Sep 07, 2019 10:42 AM
Hi all. This is my first post, so let me know if my request makes sense and is directed towards the right group.
I have a list of URLs for companies that I’m tracking as part of a broader database and wanted to integrate a column which shows the date (mm/dd/yyyy) when the site was last updated. I would prefer that it detail any change on the entire site–regardless of size or scope–as my primary objective is simply to obtain an additional data point on whether the company is still active.
My question is dual-faceted:
Sep 08, 2019 03:01 AM
HI.
To know when the website was updated, you can create a http request.
In headers of request there will be a field called “last-modifed”.
Then you could match that data with existing date in Airtable, and if the date is newer, update the field in Airtable.
That kind of integration can be done in Integromat.
It has HTTP request module, where you can parse headers. Also, it has a ready Airtable module.
If need help with this kind of integration, let me know.
Kind regards.
Sep 08, 2019 06:46 PM
There are numerous challenges with this requirement. For example, to know if anything has changed across the entire site, you must index the entire site because the web page at a specific domain address may not be updated with deep link pages in the site are updated. So, unless you have a complete list of every page’s URL in the domain, you may get some false negatives - i.e., the site was actively changing but the home page was not modified at all.

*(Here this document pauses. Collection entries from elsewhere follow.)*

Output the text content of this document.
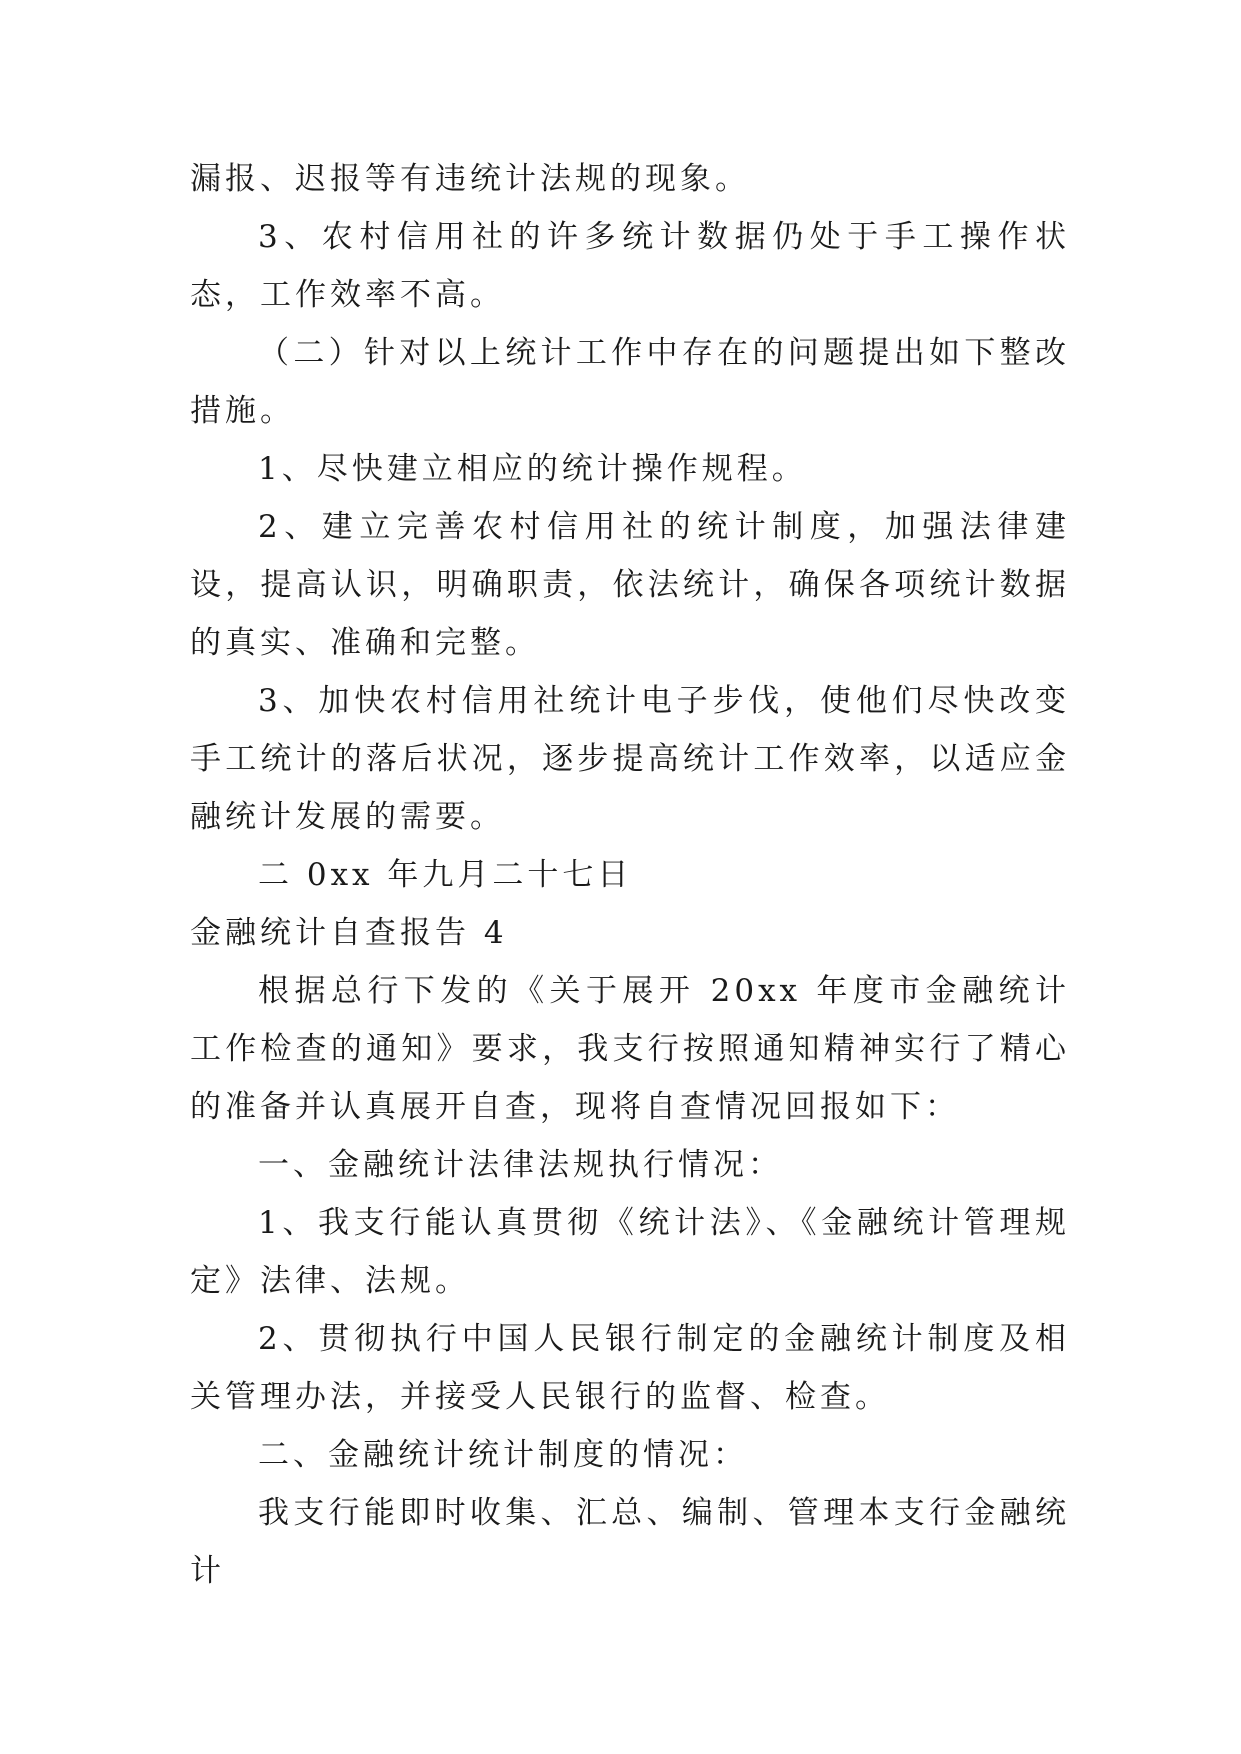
漏报、迟报等有违统计法规的现象。

3、农村信用社的许多统计数据仍处于手工操作状态，工作效率不高。

（二）针对以上统计工作中存在的问题提出如下整改措施。

1、尽快建立相应的统计操作规程。

2、建立完善农村信用社的统计制度，加强法律建设，提高认识，明确职责，依法统计，确保各项统计数据的真实、准确和完整。

3、加快农村信用社统计电子步伐，使他们尽快改变手工统计的落后状况，逐步提高统计工作效率，以适应金融统计发展的需要。

二 0xx 年九月二十七日

金融统计自查报告 4

根据总行下发的《关于展开 20xx 年度市金融统计工作检查的通知》要求，我支行按照通知精神实行了精心的准备并认真展开自查，现将自查情况回报如下：

一、金融统计法律法规执行情况：

1、我支行能认真贯彻《统计法》、《金融统计管理规定》法律、法规。

2、贯彻执行中国人民银行制定的金融统计制度及相关管理办法，并接受人民银行的监督、检查。

二、金融统计统计制度的情况：

我支行能即时收集、汇总、编制、管理本支行金融统计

An HTTP request that senses any given page has been updated could provide false positives because many web sites are “touched” daily even though the content has not change at all. They do this in an attempt to influence search engines. As such, your competitive intelligence system will be completely inaccurate simply because a content management system is aggressively touching the pages.
Lastly, web servers are likely to get in the way of your intelligence-gathering logic because many are set up to optimize responses and defend against certain types of crawling activities. This can give you misleading outcomes.
Computing Content Deltas
The only reasonable and reliable way to determine content change over time is to compute the delta (i.e., difference) for each page in the site between two dates. This is a big task and similar to version control of content and building this is non-trivial.
Google Alerts. Build out your competitive intelligence solution by using alerts and target specific keywords to provide precise notifications about the terms that really matter.
Visual Ping - this platform is also very good at finding change.
For each of these services, you can have the alerts forwarded to Zapier or Integromat and then on to Airtable.
Sep 14, 2019 05:28 PM
Bill, thanks so much for the comprehensive and informative response. Are you saying that Visual Ping is likely the closest purpose built service that exists to perform the task I described or are there others as well?
Sep 14, 2019 06:58 PM
Sure - there are many in this class and they all try to differentiate a little, but the core requirement is pretty simple. I regard them all as features looking for a product to live in. :winking_face:
One thing I like about Visual Ping is that it uses screenshots to determine if there is a change. This is a unique approach because it is “visual” (as they advertise) as opposed to being swayed by data in the HTML (which can be misleading - i.e., no content changes but many underlying data changes).
You can still get spoofed for example when the color of a logo changes - that will [literally] be seen as a change despite the fact that it’s probably uninteresting for your purposes.